Hotel REITs Have Room to Run

Tim Southard, Senior Vice President of Jones Lang LaSalle Hotels: Lodging REITS have emerged from the banking crisis of 2008 with zero debt.

Tim Southard, Senior Vice President of Jones Lang LaSalle Hotels

As the lodging industry emerged from the downturn caused by the banking crisis of 2008-2009, investors discovered that there was virtually no debt to be had for hotel acquisitions.

Cash was king, and the industry players best positioned for all-cash investments were the real estate investment trusts, or REITs, which had gone into the downturn with lower leverage ratios and higher cash balances than their non-REIT peers.  In 2010 and 2011, REITs accounted for 51 percent and 38 percent of major hotel acquisitions, respectively, with an even greater share of full-service, gateway city hotel trades.

Many non-REIT market participants were forced into the sidelines or secondary or tertiary markets as they couldn’t compete due to a higher cost of capital and lack of available debt financing. Although the debt market has come back to life, REITs continue to be active participants in the acquisition market, accounting for 32 percent of major hotel transactions year-to-date through August 2012.

Created in the 1960s to allow small investors to participate in commercial real estate investment opportunities, REITs generally have a lower cost of capital than private equity firms.  A lodging REIT underwrites to a 10-11 percent unleveraged return, whereas a private equity fund requires a 12-14 percent unleveraged return, an obvious advantage for REITs in a debt-constrained market.

The average dividend yield for publicly traded hotel REITs is 3 to 4 percent, attractive in the current low-interest-rate environment.  Overall, stock market returns for publicly traded REITs have outperformed the S&P 500 over time, although share prices can be volatile over the short term, as witnessed last summer during the U.S. debt crisis, when REIT shares declined by as much as 40 percent.

It is important to note that REITs primarily invest in just the top 15 U.S. markets, allowing private equity to invest in all other markets with minimal competition from the REITs.  By expanding outside the top 15 markets, REITs could increase their overall share of the ownership universe. There is clearly room for these companies to grow.

In addition to the relatively small size of the industry, there are several other factors that may favor the continued growth of the lodging REIT model over the intermediate- to long-term, including investor need for yield, liquidity, diversification and inflation protection. Perhaps the greatest impact will be from the aging and retirement strategy of the Baby Boom generation.

After the dotcom disaster in the early 2000s and the real estate crash in more recent years, investors are re-evaluating their risk tolerance and strategy. Baby Boomers entering retirement are seeking safety and yield in a global investment environment that offers historically low interest rates, with money market rates of practically zero and 10-year Treasuries hitting a low of 1.50 percent for the first time in summer 2012.
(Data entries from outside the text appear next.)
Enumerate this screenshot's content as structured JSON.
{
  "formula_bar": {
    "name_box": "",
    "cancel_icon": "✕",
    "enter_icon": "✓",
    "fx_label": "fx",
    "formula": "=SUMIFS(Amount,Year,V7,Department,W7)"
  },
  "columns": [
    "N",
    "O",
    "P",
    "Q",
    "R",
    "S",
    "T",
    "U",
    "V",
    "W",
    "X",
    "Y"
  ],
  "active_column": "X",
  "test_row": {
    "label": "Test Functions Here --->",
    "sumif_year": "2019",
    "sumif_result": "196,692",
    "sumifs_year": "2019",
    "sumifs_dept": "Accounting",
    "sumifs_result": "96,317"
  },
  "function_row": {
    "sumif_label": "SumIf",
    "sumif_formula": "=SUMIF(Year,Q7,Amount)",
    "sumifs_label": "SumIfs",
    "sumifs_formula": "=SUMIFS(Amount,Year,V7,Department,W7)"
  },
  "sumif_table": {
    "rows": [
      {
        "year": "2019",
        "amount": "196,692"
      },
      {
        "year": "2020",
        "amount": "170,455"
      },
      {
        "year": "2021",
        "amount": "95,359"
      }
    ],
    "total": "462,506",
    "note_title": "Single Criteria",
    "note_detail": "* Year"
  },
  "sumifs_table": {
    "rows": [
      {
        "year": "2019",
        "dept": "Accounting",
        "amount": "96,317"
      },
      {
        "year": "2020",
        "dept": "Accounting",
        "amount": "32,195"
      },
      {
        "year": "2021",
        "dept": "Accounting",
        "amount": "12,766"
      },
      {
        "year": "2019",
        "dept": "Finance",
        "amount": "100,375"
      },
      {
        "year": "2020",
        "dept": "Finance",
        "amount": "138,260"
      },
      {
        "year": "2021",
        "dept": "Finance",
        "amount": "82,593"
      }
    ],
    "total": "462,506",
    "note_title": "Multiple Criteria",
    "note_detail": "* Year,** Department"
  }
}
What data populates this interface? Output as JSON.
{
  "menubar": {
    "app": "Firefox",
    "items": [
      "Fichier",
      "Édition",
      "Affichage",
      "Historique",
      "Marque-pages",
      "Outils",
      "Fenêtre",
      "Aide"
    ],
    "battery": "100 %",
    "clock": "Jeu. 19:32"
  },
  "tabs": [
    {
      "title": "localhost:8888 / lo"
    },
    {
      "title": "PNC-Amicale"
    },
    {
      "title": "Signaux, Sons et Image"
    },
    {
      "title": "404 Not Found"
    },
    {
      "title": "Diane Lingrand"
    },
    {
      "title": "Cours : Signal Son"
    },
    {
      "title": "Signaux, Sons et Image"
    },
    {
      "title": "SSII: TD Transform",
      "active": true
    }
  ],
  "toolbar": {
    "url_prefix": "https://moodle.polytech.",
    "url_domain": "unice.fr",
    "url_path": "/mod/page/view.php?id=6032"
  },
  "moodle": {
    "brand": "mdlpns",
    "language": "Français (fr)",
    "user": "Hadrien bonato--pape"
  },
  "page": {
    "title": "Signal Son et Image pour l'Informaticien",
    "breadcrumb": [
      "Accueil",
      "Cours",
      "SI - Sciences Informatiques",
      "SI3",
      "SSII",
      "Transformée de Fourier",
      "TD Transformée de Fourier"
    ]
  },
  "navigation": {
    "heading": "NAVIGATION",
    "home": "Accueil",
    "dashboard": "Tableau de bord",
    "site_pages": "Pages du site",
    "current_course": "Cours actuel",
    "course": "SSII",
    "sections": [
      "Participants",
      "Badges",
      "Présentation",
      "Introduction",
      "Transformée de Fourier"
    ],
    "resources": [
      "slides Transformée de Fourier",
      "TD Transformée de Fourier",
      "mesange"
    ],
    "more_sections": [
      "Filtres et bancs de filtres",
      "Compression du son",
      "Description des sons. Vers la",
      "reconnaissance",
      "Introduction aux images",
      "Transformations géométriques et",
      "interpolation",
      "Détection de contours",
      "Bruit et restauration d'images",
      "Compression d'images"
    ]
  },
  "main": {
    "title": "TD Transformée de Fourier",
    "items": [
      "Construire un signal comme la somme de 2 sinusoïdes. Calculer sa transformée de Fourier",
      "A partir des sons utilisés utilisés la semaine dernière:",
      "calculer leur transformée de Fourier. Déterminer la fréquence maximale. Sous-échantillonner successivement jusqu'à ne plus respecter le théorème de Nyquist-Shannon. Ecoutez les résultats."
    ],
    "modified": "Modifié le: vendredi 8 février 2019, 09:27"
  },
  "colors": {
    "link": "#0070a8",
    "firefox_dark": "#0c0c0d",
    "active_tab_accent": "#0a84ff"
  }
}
Concerned that bonds could be the next crash due to record low yields and the threat of inflation in future years, these investors are increasingly turning to REITs to satisfy their desire for yield, growth potential and diversification. The relatively low leverage of lodging REITs provides investors comfort that their investment won’t be wiped out by another credit crisis.

Furthermore, hotels have proven to be an excellent inflation hedge due to the fact that their “leases” roll nightly (a hotel can increase its rates daily depending upon demand for rooms).  Average daily rate (ADR) is highly correlated with inflation, particularly in periods of above normal inflation, and ADR growth has outpaced the increase in CPI over the last 40 years.  With 10,000 Baby Boomers entering retirement every day, their investment decisions will have a significant impact on the competitive positioning of market players, which we believe will favor low leverage lodging REITs.

With the overall lodging industry experiencing strong growth trends (revenue per available room, or “RevPAR”, increased 7.3 percent year-to-date through July 2012) and a constrained supply environment likely for several more years, the fundamentals of the hotel business are highly favorable, benefiting all investor types in the sector. Private equity and institutional capital will have opportunities to take advantage of these market conditions as well, but the low cost of capital advantage currently held by the REITs has more room to run.